As if the recession hasn’t claimed enough casualties this year, recent news has indicated it may be killing our love of gambling in this country. Lottery profits fell this year for the first time in nearly 40 years, as did state gambling revenues.
But one new Web site entices consumers to gamble their money yet again by bidding for bargain-priced goods.
Swoopo.com was started in the U.K. in 2007, but didn’t open in the U.S. until September 2008, right as the recession was gaining steam. The Web site offers heavily discounted electronics and accessories. It attempts to copy the success of eBay (Stock Quote: EBAY), while tweaking the formula in several crucial ways. Like eBay, it allows users to bid for discounted goods on a ticking clock. Yet, unlike eBay, Swoopo requires users to pay for each bid, even if they end up losing out in the end. In order to place an offer, you must first purchase a pack of virtual bid buttons (packs start at 40 buttons and go up to 1,000), at 60 cents a button.
The rules of the game are simple and absolutely addictive. Let’s say you’re interested in getting the newest Apple MacBook Pro (retail value is $1,799). The site sets the target sell price, which is usually very low (in this case, $35). First, you buy a pack of 40 buttons (cost: $24), and begin placing your bids. Every bid you make increases the initial price of the product ($0) by 12 cents, until the product finally reaches the target sell price and the clock runs out. But each bid also increases the amount of time on the clock before bidding ends.
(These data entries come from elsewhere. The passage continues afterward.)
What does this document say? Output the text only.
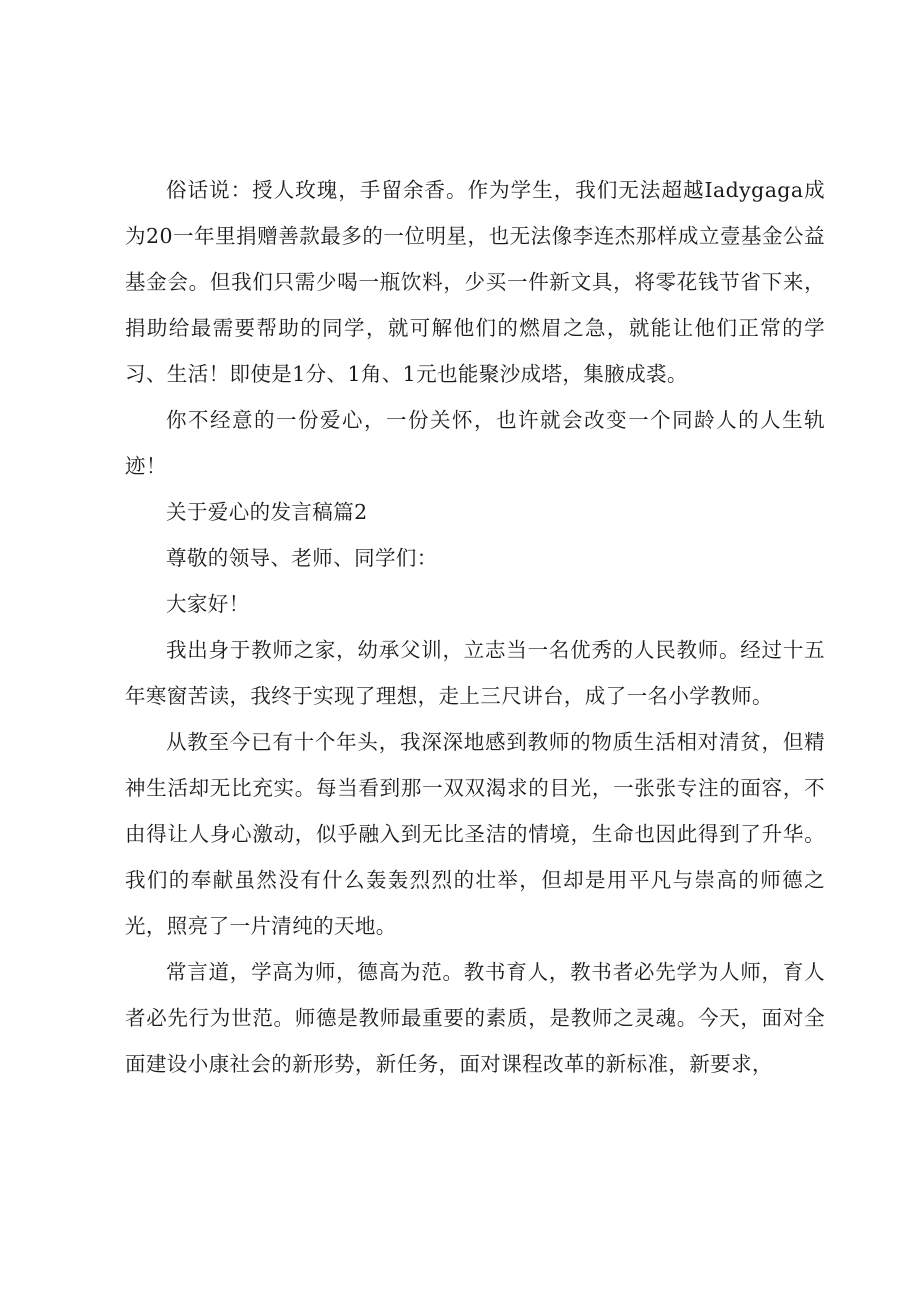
俗话说：授人玫瑰，手留余香。作为学生，我们无法超越Iadygaga成为20一年里捐赠善款最多的一位明星，也无法像李连杰那样成立壹基金公益基金会。但我们只需少喝一瓶饮料，少买一件新文具，将零花钱节省下来，捐助给最需要帮助的同学，就可解他们的燃眉之急，就能让他们正常的学习、生活！即使是1分、1角、1元也能聚沙成塔，集腋成裘。

你不经意的一份爱心，一份关怀，也许就会改变一个同龄人的人生轨迹！

关于爱心的发言稿篇2

尊敬的领导、老师、同学们：

大家好！

我出身于教师之家，幼承父训，立志当一名优秀的人民教师。经过十五年寒窗苦读，我终于实现了理想，走上三尺讲台，成了一名小学教师。

从教至今已有十个年头，我深深地感到教师的物质生活相对清贫，但精神生活却无比充实。每当看到那一双双渴求的目光，一张张专注的面容，不由得让人身心激动，似乎融入到无比圣洁的情境，生命也因此得到了升华。我们的奉献虽然没有什么轰轰烈烈的壮举，但却是用平凡与崇高的师德之光，照亮了一片清纯的天地。

常言道，学高为师，德高为范。教书育人，教书者必先学为人师，育人者必先行为世范。师德是教师最重要的素质，是教师之灵魂。今天，面对全面建设小康社会的新形势，新任务，面对课程改革的新标准，新要求，
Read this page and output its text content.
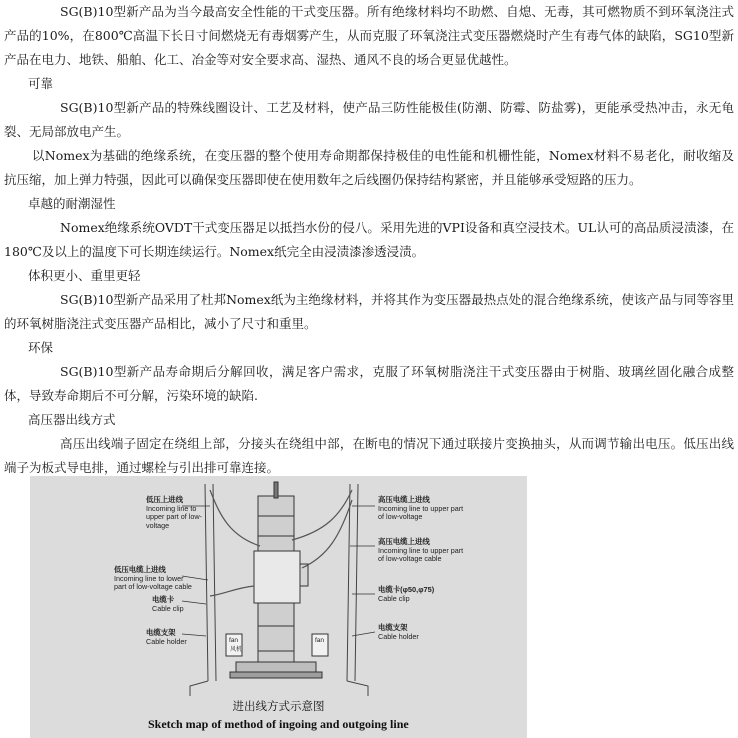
SG(B)10型新产品为当今最高安全性能的干式变压器。所有绝缘材料均不助燃、自熄、无毒，其可燃物质不到环氧浇注式产品的10%，在800℃高温下长日寸间燃烧无有毒烟雾产生，从而克服了环氧浇注式变压器燃烧时产生有毒气体的缺陷，SG10型新产品在电力、地铁、船舶、化工、冶金等对安全要求高、湿热、通风不良的场合更显优越性。

可靠

SG(B)10型新产品的特殊线圈设计、工艺及材料，使产品三防性能极佳(防潮、防霉、防盐雾)，更能承受热冲击，永无龟裂、无局部放电产生。

以Nomex为基础的绝缘系统，在变压器的整个使用寿命期都保持极佳的电性能和机栅性能，Nomex材料不易老化，耐收缩及抗压缩，加上弹力特强，因此可以确保变压器即使在使用数年之后线圈仍保持结构紧密，并且能够承受短路的压力。

卓越的耐潮湿性

Nomex绝缘系统OVDT干式变压器足以抵挡水份的侵八。采用先进的VPI设备和真空浸技术。UL认可的高品质浸渍漆，在180℃及以上的温度下可长期连续运行。Nomex纸完全由浸渍漆渗透浸渍。

体积更小、重里更轻

SG(B)10型新产品采用了杜邦Nomex纸为主绝缘材料，并将其作为变压器最热点处的混合绝缘系统，使该产品与同等容里的环氧树脂浇注式变压器产品相比，减小了尺寸和重里。

环保

SG(B)10型新产品寿命期后分解回收，满足客户需求，克服了环氧树脂浇注干式变压器由于树脂、玻璃丝固化融合成整体，导致寿命期后不可分解，污染环境的缺陷.

高压器出线方式

高压出线端子固定在绕组上部，分接头在绕组中部，在断电的情况下通过联接片变换抽头，从而调节输出电压。低压出线端子为板式导电排，通过螺栓与引出排可靠连接。

低压上进线
Incoming line to upper part of low-voltage
低压电缆上进线
Incoming line to lower part of low-voltage cable
电缆卡
Cable clip
电缆支架
Cable holder
高压电缆上进线
Incoming line to upper part of low-voltage
高压电缆上进线
Incoming line to upper part of low-voltage cable
电缆卡(φ50,φ75)
Cable clip
电缆支架
Cable holder
fan	fan
风机
进出线方式示意图
Sketch map of method of ingoing and outgoing line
Whether you bid once or a hundred times doesn’t really change your likelihood of winning out. All your bid guarantees you is an opportunity for an adrenaline rush. According to The Washington Post, one user who did win the MacBook ended up bidding 750 times (cost: $470). Of course, that’s still a heavy discount, but what about the person who bids 749 times for the same product and comes away with nothing? Perhaps this is why the Post also calls Swoopo the “crack cocaine of online shopping sites.”